Jun 25, 2026

Medical Coding Auditor

Job Description

Medical Coding Auditor

The Medical Coding Auditor extracts clinical information from a variety of medical records and assigns appropriate procedural terminology and medical codes (e.g., ICD-10-CM, CPT) to patient records. The Medical Coding Auditor audits medical charts and records for compliance with federal coding regulations. Provide a second level review of codes assigned to medical diagnoses and clinical procedures, ensuring that medical billing conforms to legal and procedural requirements.

Essential Functions

  • You will verify and ensure the accuracy, completeness, specificity, and appropriateness of medical record documentation based on a patient's documented medical conditions
  • You will confirm appropriate diagnosis and procedure code assignment, following all applicable coding guidelines
  • You will use electronic tools (i.e., spreadsheets-web-based) that have been created based on the CMS-HCC model and established coding guidelines
  • You will prepare written summaries of audit findings
  • You will present verbal audit feedback and provide education upon completion of the medical record audit
  • You will respond to or clarify internal requests for information
  • You will support and participate in process and quality improvement projects
  • You will partner with business associates from other departments to understand their needs and concerns, and help develop system solutions
  • You will understand department, segment, and organizational strategy and operating goals, including their linkages to related areas
  • You will make decisions regarding own work methods, occasionally in ambiguous situations, and requires minimal direction and receive guidance where needed.
  • You will follow established guidelines/procedures
  • You will help code capacities

Required Qualifications

  • This position requires both a CPMA AND CRC and it also requires at least ONE of the certifications from AAPC or AHIMA from the list below:
  • CPC - Certified Professional Coder (AAPC)
  • CCS - Certified Coding Specialist (AHIMA)
  • CCS-P - Certified Coding Specialist-Physician Based (AHIMA)
  • 2 or more years of outpatient coding experience (Preferably in a risk adjustment setting)
  • Knowledge of several reimbursement methodologies, including risk adjustment and fee for service
  • Must maintain annual continuing education requirements and remain in good standing with the certification governing body
  • Will work in a goal-oriented environment that is production and quality driven
  • Passionate about contributing to an organization focused on continuous improvement
  • Proficient in all Microsoft Office applications, including Word and Excel
  • Public speaking / group presentation skills
  • Ability to travel locally and overnight within Conviva and CenterWell markets per business need

Preferred Qualifications

  • CDEO
  • Bachelor's Degree
  • Experience with Athena and eCW (Electronic Medical Records)
  • Outpatient auditing experience, preferably in a risk adjustment setting

Travel: While this is a remote position, occasional travel to Humana's offices for training or meetings may be required.

Scheduled Weekly Hours 40

Pay Range $59,300 - $80,900 per year This job is eligible for a bonus incentive plan. This incentive opportunity is based upon company and/or individual performance.
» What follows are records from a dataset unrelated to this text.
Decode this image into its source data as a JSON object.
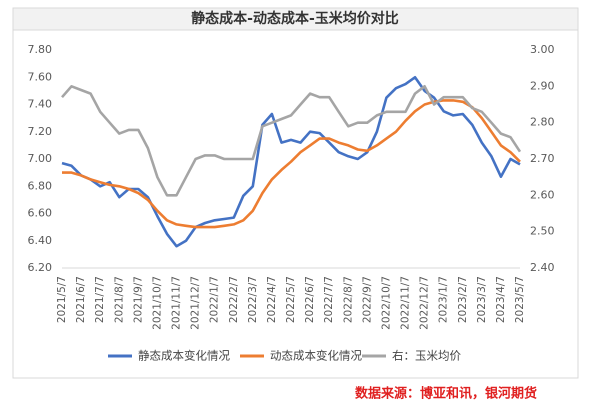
{
  "chart_data": {
    "type": "line",
    "title": "静态成本-动态成本-玉米均价对比",
    "categories": [
      "2021/5/7",
      null,
      "2021/6/7",
      null,
      "2021/7/7",
      null,
      "2021/8/7",
      null,
      "2021/9/7",
      null,
      "2021/10/7",
      null,
      "2021/11/7",
      null,
      "2021/12/7",
      null,
      "2022/1/7",
      null,
      "2022/2/7",
      null,
      "2022/3/7",
      null,
      "2022/4/7",
      null,
      "2022/5/7",
      null,
      "2022/6/7",
      null,
      "2022/7/7",
      null,
      "2022/8/7",
      null,
      "2022/9/7",
      null,
      "2022/10/7",
      null,
      "2022/11/7",
      null,
      "2022/12/7",
      null,
      "2023/1/7",
      null,
      "2023/2/7",
      null,
      "2023/3/7",
      null,
      "2023/4/7",
      null,
      "2023/5/7"
    ],
    "series": [
      {
        "name": "静态成本变化情况",
        "color": "#4472c4",
        "values": [
          6.97,
          6.95,
          6.88,
          6.85,
          6.8,
          6.83,
          6.72,
          6.78,
          6.78,
          6.72,
          6.58,
          6.45,
          6.36,
          6.4,
          6.5,
          6.53,
          6.55,
          6.56,
          6.57,
          6.73,
          6.8,
          7.25,
          7.33,
          7.12,
          7.14,
          7.12,
          7.2,
          7.19,
          7.12,
          7.05,
          7.02,
          7.0,
          7.05,
          7.2,
          7.45,
          7.52,
          7.55,
          7.6,
          7.5,
          7.45,
          7.35,
          7.32,
          7.33,
          7.25,
          7.12,
          7.02,
          6.87,
          7.0,
          6.96
        ]
      },
      {
        "name": "动态成本变化情况",
        "color": "#ed7d31",
        "values": [
          6.9,
          6.9,
          6.88,
          6.85,
          6.83,
          6.81,
          6.8,
          6.78,
          6.75,
          6.7,
          6.62,
          6.55,
          6.52,
          6.51,
          6.5,
          6.5,
          6.5,
          6.51,
          6.52,
          6.55,
          6.62,
          6.75,
          6.85,
          6.92,
          6.98,
          7.05,
          7.1,
          7.15,
          7.15,
          7.12,
          7.1,
          7.07,
          7.06,
          7.1,
          7.15,
          7.2,
          7.28,
          7.35,
          7.4,
          7.42,
          7.43,
          7.43,
          7.42,
          7.38,
          7.3,
          7.2,
          7.1,
          7.05,
          6.98
        ]
      },
      {
        "name": "右：玉米均价",
        "color": "#a5a5a5",
        "axis": "y2",
        "values": [
          2.87,
          2.9,
          2.89,
          2.88,
          2.83,
          2.8,
          2.77,
          2.78,
          2.78,
          2.73,
          2.65,
          2.6,
          2.6,
          2.65,
          2.7,
          2.71,
          2.71,
          2.7,
          2.7,
          2.7,
          2.7,
          2.79,
          2.8,
          2.81,
          2.82,
          2.85,
          2.88,
          2.87,
          2.87,
          2.83,
          2.79,
          2.8,
          2.8,
          2.82,
          2.83,
          2.83,
          2.83,
          2.88,
          2.9,
          2.85,
          2.87,
          2.87,
          2.87,
          2.84,
          2.83,
          2.8,
          2.77,
          2.76,
          2.72
        ]
      }
    ],
    "ylim": [
      6.2,
      7.8
    ],
    "yticks": [
      {
        "value": 6.2,
        "label": "6.20"
      },
      {
        "value": 6.4,
        "label": "6.40"
      },
      {
        "value": 6.6,
        "label": "6.60"
      },
      {
        "value": 6.8,
        "label": "6.80"
      },
      {
        "value": 7.0,
        "label": "7.00"
      },
      {
        "value": 7.2,
        "label": "7.20"
      },
      {
        "value": 7.4,
        "label": "7.40"
      },
      {
        "value": 7.6,
        "label": "7.60"
      },
      {
        "value": 7.8,
        "label": "7.80"
      }
    ],
    "y2lim": [
      2.4,
      3.0
    ],
    "y2ticks": [
      {
        "value": 2.4,
        "label": "2.40"
      },
      {
        "value": 2.5,
        "label": "2.50"
      },
      {
        "value": 2.6,
        "label": "2.60"
      },
      {
        "value": 2.7,
        "label": "2.70"
      },
      {
        "value": 2.8,
        "label": "2.80"
      },
      {
        "value": 2.9,
        "label": "2.90"
      },
      {
        "value": 3.0,
        "label": "3.00"
      }
    ],
    "grid": false,
    "legend": "bottom",
    "source": "数据来源：博亚和讯，银河期货"
  }
}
Description of Benefits Humana, Inc. and its affiliated subsidiaries (collectively, "Humana") offers competitive benefits that support whole-person well-being. Associate benefits are designed to encourage personal wellness and smart healthcare decisions for you and your family while also knowing your life extends outside of work. Among our benefits, Humana provides medical, dental and vision benefits, 401(k) retirement savings plan, time off (including paid time off, company and personal holidays, volunteer time off, paid parental and caregiver leave), short-term and long-term disability, life insurance and many other opportunities.